Wen ZhuLiu tiba-tiba berdiri. Wen Chao tersentak ketakutan. Dia berpikir bahwa dia ingin melarikan diri sendirian dan langsung ketakutan. Semua penjaga mati di depannya satu per satu. Wen ZhuLiu adalah pendukung terkuat dan terakhirnya. Dia dengan cepat mengubah kata-katanya, "Tidak, tidak, tidak, Wen ZhuLiu, Saudara Wen! Jangan pergi, jangan tinggalkan aku. Jika kamu bisa membawaku kembali ke ayahku, aku akan membiarkan dia mempromosikanmu ke level tertinggi." pembudidaya tamu! Tidak, tidak, tidak, kau menyelamatkanku, jadi kau adalah saudara laki-lakiku — aku akan membiarkan dia memasukkanmu ke dalam klan utama! Mulai sekarang kau akan menjadi kakak laki-lakiku!"

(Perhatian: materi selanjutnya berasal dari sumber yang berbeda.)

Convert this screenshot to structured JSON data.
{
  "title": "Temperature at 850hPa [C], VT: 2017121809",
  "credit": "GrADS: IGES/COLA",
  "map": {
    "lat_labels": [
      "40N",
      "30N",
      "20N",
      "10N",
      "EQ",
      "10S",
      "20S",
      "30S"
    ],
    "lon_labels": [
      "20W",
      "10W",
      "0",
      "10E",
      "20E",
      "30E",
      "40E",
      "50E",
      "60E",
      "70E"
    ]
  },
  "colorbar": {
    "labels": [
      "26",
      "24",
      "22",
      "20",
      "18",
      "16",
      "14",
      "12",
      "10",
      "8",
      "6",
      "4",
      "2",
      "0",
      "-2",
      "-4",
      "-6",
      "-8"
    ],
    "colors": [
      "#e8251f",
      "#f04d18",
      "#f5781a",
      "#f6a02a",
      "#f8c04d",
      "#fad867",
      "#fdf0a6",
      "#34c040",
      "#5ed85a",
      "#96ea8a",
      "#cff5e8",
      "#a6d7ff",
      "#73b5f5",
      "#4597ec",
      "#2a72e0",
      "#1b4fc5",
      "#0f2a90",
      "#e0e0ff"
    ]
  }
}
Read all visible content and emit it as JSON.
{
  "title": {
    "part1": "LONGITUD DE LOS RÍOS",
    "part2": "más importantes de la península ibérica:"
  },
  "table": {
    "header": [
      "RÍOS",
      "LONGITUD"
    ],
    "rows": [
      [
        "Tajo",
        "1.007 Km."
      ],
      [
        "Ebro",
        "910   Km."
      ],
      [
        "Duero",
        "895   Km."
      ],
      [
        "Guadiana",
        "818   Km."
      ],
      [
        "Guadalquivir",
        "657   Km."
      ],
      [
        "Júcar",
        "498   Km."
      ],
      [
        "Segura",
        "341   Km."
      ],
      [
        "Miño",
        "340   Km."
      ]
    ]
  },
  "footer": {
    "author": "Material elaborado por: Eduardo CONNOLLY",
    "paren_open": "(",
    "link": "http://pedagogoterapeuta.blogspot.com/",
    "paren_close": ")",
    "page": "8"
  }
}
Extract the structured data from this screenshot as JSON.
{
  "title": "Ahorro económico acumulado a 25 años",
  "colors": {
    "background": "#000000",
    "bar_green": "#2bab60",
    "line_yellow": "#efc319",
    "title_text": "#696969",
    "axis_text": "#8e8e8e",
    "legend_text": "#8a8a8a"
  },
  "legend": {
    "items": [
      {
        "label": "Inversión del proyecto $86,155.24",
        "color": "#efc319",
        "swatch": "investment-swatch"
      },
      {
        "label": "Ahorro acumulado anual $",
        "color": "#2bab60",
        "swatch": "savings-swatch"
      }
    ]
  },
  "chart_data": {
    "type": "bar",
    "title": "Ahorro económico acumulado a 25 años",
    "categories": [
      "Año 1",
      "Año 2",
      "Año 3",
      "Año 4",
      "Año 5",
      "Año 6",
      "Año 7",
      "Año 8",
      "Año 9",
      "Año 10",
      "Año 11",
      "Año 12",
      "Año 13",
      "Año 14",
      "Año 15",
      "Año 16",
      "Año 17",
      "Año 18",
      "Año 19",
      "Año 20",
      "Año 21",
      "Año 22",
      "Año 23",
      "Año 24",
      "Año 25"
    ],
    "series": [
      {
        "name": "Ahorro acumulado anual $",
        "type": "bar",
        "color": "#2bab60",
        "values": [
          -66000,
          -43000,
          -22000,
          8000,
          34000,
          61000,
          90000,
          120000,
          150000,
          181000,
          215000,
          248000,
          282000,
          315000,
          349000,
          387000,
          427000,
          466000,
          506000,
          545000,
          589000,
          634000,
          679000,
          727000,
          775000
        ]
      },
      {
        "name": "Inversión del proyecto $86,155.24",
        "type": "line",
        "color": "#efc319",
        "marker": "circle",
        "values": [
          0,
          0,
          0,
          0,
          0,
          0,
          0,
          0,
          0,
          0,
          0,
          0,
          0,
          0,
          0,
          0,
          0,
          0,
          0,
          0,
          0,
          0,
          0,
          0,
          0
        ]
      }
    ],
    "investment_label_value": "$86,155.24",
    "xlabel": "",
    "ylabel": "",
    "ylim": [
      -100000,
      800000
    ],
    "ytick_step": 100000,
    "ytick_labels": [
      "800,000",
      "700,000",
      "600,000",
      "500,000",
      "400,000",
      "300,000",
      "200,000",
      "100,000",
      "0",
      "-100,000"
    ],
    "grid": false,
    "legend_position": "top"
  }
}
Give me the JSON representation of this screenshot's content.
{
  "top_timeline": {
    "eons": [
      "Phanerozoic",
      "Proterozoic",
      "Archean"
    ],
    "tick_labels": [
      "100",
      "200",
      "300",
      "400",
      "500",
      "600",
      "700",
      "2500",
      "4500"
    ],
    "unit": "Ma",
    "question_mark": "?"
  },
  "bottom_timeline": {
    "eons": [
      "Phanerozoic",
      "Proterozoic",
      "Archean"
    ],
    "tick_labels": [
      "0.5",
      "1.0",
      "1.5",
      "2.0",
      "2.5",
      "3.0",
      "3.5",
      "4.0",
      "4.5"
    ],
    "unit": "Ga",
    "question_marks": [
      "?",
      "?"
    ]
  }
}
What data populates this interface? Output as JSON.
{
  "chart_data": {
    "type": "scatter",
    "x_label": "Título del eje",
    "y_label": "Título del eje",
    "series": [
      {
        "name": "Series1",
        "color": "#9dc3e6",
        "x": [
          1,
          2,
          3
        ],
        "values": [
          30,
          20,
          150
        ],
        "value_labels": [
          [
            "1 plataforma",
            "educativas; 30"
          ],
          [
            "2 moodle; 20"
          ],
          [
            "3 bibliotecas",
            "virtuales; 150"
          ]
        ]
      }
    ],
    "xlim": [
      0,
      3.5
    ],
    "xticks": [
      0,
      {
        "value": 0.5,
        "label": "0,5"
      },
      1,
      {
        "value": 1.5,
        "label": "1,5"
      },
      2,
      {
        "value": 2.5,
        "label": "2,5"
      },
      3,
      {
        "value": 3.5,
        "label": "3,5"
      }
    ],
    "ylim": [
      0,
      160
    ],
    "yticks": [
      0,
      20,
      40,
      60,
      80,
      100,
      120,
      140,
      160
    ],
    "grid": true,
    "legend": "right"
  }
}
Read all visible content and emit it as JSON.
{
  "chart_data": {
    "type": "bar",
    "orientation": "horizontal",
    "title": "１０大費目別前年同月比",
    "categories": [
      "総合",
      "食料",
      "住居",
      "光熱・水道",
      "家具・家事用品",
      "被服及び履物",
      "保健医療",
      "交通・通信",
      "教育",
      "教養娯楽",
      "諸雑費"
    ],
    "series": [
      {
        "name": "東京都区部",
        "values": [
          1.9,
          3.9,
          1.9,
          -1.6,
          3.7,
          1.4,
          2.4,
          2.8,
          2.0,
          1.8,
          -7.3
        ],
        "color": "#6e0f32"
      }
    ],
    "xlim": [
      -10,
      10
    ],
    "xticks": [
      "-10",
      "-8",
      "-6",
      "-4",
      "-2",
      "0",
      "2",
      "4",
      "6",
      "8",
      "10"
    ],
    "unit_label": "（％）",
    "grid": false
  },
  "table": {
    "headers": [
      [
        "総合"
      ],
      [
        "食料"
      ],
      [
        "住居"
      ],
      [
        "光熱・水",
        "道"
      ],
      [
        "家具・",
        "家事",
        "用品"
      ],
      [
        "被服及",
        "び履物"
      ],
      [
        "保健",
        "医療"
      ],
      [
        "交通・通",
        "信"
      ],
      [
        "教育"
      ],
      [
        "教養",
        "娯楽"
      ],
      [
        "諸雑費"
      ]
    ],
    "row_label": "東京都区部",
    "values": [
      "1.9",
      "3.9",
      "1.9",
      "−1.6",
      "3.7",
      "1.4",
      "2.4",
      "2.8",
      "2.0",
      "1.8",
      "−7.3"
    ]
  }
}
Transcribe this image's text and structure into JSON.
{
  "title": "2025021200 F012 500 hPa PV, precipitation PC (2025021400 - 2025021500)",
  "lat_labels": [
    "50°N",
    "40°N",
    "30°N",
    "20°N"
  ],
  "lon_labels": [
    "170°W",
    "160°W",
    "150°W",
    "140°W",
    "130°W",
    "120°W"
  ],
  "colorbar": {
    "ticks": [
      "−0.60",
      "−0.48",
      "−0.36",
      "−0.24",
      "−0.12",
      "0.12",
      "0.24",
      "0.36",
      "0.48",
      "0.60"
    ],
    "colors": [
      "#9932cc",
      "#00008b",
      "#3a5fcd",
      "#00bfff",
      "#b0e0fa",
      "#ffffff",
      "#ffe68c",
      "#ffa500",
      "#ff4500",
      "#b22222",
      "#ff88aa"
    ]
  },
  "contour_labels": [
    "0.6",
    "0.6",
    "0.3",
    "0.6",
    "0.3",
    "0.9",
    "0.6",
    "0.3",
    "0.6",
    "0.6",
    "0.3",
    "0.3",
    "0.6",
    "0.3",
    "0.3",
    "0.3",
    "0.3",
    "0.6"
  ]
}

Wen ZhuLiu menatap ke arah tangga, "Tidak perlu."

Tidak hanya dia mendengar, baik Lan WangJi dan Jiang Cheng juga mendengar. Langkah kaki, satu demi satu, datang dari tangga stasiun kurir.

Seseorang sedang menaiki tangga, selangkah demi selangkah.

Semua kelebihan darah telah terkuras dari wajah Wen Chao yang terbakar. Dengan gemetar, dia mengeluarkan tangannya dari jubah dan menutupi wajahnya dengan itu, seolah-olah dia sangat takut sehingga dia ingin menutupi matanya untuk melindungi dirinya sendiri, berpura-pura tidak terjadi apa-apa. Sepasang telapak tangan, sebaliknya, telanjang, tanpa satu jari pun di atasnya!

Ketuk, ketuk, ketuk.

Orang itu perlahan berjalan ke atas. Dia diselimuti warna hitam. Dengan perawakan yang ramping, dia memiliki seruling di pinggangnya, tangan di belakang punggungnya.

Di atap, Lan WangJi dan Jiang Cheng menekan tangan mereka ke gagang pedang mereka.

Namun, ketika orang itu menaiki tangga dan berbalik, tersenyum di wajahnya, mata Lan WangJi terbuka lebar, setelah melihat wajah cerah itu sebelumnya.